The Spoonflower design challenge this week was a cut-and-sew project that fit on a fat quarter. I love designing these kind of things. Some of my very first Spoonflower designs were sets of stuffed toys (Goldilocks and the 3 Bears, Red Riding Hood) where you could make all of the little characters as dolls or finger puppets and then they had their house which was a bag to store them all in. All of the pieces fit on a fat quarter and you just cut them out and sewed them together. The way this design challenge was set up you could make a cut-and-sew anything. Many people made stuffed animal toys, but you could do things bags, headbands or bibs as long as they fit on that 21×18 inch rectangle.
I struggled with this one a little bit. I was going to re-do a sheep stuffed toy pattern that I had in my Etsy shop years and years ago. I thought it would be easy to convert since I had already pattern tested it. But I just wasn’t excited about it and it’s a little fiddly to sew together.
Then I thought about a conversation I had with my friend Megan, who owns a local yarn and fabric store called Knit & Bolt. For a class I was teaching, I interviewed Megan about trends she saw in fabrics – what sells, what doesn’t sell, what do people come in looking for. One of the things that came up was cut-and-sew panels like these. They are popular at her shop, but one of the things she noticed about them is that although they seem like a really great beginner project for new stitchers, often the actual sewing parts are really difficult. She had an example of a cute cowboy doll, but the neck and arms were very skinny, which made it hard to turn right side out and stuff. The way that other parts attached to the body was complex. The shapes that you needed to sew were tight curves, which can be challenging for a beginner.
So I decided that I wanted to design something that was actually a beginner sewing project. Of course I came up with this pretty close to the deadline for the challenge (because don’t you always do your best work on a deadline?) So I thought about it and decided to rework some artwork I had already drawn.
I drew these labradors for another design challenge entry for tea towels. They were inspired by a photo of a pair of mid-century ceramic statues of little black and white dogs. I thought they were really cute and it would be fun to rework them for a different kind of cut-and-sew design.
The best part is that they are really simple shapes, so they would be easy to stitch. I removed their tails and redrew them so that they were part of the artwork on the back of the dog.
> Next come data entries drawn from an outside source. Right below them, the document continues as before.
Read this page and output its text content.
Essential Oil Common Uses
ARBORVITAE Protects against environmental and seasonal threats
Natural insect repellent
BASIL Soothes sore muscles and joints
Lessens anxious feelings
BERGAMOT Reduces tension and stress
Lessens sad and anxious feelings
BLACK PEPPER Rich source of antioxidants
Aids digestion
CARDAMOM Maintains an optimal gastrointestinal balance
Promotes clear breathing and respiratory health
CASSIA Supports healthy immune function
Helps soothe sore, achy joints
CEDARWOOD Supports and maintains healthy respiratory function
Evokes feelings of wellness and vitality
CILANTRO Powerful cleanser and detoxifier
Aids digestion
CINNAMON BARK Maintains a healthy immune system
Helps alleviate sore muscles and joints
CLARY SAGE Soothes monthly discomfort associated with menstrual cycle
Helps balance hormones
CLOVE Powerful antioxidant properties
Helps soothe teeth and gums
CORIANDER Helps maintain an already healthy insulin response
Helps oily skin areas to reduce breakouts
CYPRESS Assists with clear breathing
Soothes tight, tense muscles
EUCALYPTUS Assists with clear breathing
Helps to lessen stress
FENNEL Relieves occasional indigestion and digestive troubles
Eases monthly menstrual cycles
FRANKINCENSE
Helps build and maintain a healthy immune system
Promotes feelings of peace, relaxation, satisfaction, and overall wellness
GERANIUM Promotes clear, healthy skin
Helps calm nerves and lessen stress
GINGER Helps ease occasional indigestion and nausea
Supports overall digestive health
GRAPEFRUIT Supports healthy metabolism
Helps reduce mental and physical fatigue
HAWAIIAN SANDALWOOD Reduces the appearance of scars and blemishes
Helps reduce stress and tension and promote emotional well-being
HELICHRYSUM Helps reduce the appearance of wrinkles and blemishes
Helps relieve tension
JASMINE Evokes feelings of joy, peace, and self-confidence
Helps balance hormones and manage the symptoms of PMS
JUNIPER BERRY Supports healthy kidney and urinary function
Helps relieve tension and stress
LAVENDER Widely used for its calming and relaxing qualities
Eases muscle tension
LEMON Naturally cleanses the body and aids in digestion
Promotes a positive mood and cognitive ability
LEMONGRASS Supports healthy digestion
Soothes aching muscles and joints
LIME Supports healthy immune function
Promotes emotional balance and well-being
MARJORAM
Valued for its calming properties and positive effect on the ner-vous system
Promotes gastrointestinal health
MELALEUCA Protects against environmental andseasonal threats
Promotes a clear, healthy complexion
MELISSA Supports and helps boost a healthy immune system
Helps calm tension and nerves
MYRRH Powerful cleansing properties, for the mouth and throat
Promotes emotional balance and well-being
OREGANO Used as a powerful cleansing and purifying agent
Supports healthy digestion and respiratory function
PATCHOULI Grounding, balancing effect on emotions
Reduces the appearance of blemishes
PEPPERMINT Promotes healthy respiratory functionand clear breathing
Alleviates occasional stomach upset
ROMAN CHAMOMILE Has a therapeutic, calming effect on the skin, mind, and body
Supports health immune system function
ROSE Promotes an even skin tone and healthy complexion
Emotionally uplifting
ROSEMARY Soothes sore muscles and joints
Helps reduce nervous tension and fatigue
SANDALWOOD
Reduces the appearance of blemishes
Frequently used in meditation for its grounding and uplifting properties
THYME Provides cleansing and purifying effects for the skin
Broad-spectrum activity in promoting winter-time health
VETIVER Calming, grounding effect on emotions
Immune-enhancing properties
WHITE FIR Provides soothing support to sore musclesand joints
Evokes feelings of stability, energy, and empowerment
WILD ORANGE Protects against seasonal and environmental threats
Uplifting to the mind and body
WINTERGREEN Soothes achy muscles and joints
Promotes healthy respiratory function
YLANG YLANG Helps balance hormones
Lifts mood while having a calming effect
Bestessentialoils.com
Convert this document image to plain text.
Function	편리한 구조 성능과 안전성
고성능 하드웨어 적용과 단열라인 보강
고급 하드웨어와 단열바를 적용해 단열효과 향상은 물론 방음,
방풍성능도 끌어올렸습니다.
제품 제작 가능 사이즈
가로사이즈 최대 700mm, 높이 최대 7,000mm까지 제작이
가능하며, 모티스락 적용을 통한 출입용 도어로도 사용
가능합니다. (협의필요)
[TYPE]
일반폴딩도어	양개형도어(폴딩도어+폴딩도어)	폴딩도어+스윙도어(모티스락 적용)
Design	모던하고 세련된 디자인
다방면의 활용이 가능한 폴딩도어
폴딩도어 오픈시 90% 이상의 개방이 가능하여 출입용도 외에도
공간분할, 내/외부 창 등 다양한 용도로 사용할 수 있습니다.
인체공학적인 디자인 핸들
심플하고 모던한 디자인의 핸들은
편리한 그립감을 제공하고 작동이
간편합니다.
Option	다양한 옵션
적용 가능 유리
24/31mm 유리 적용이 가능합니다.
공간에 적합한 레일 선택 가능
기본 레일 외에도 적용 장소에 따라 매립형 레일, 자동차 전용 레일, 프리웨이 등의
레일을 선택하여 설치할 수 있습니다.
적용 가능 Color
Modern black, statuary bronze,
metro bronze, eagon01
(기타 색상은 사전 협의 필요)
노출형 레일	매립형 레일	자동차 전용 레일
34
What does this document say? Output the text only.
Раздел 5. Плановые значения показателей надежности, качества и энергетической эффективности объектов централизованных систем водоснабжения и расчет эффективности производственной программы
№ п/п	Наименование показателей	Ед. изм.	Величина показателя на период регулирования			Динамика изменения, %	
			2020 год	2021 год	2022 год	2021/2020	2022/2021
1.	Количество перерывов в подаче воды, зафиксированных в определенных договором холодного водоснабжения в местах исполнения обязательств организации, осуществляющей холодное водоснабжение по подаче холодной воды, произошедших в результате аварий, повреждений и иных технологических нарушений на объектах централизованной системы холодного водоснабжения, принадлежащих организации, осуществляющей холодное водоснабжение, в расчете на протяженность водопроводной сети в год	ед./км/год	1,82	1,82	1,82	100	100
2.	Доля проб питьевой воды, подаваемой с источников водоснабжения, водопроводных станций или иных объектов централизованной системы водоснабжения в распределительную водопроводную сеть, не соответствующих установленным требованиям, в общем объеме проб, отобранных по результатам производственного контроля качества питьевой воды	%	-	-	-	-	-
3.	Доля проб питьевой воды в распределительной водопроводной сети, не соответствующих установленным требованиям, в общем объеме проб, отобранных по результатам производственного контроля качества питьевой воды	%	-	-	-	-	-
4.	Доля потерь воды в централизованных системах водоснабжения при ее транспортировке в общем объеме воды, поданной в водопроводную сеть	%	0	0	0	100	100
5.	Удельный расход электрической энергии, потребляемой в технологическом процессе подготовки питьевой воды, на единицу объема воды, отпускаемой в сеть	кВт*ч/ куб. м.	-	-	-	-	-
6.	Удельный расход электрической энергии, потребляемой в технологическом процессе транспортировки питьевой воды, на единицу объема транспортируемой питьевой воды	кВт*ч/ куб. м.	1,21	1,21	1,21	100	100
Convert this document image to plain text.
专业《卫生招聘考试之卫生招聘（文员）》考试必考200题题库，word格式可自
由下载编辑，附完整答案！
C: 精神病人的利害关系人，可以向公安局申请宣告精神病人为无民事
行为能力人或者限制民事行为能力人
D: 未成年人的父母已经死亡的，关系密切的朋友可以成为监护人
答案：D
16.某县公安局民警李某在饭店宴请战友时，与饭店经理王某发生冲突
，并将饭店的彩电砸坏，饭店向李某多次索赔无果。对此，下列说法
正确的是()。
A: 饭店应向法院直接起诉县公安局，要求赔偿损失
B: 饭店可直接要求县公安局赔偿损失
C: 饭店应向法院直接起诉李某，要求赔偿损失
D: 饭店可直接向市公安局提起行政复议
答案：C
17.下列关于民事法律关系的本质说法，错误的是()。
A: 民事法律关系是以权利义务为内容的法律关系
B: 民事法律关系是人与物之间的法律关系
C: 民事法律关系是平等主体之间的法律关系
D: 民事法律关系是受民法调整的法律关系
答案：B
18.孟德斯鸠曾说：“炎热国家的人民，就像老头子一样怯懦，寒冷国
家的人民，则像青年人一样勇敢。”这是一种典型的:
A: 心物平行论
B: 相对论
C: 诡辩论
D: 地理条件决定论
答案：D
No skinny bits to stuff and sew. I added a wide seam allowance around each piece. The instructions say to sew with a 1/4 inch seam allowance, but I made my border a bit wider than that so there was a little room for wobbles in the sewing line. By making the seam allowance in the same color as all of the outlines in the art, you won’t see a white “gap” at the edges if your sewing isn’t quite perfect – the color will go all the way into the seam. There are still a few curves around the ears but they should be accomplishable for a novice stitcher. Then because I think that it’s always fun for your stuffed toys to be able to do something, I used the rest of the fat quarter to make reversible bandanas for the dogs, which you just fold in half, stitch the edge and then fray it out to make a fringe.
I didn’t have time to actually get these guys printed and tested before I had to turn in my design challenge entry, but I didn’t want to post something that was completely untested. So I made a muslin mockup. Because I drew this original design in Illustrator, I just converted my shapes into a line drawing and printed it out.
I taped the line drawing up to a bright window and traced my lines on to a piece of muslin with a sharpie. Then I could cut and sew a sample to scale and make sure everything worked out just right. Super fast prototyping! I can’t wait to get the finished printed sample so I can make up some with the final design, but this was enough for me to make sure everything worked and fit together.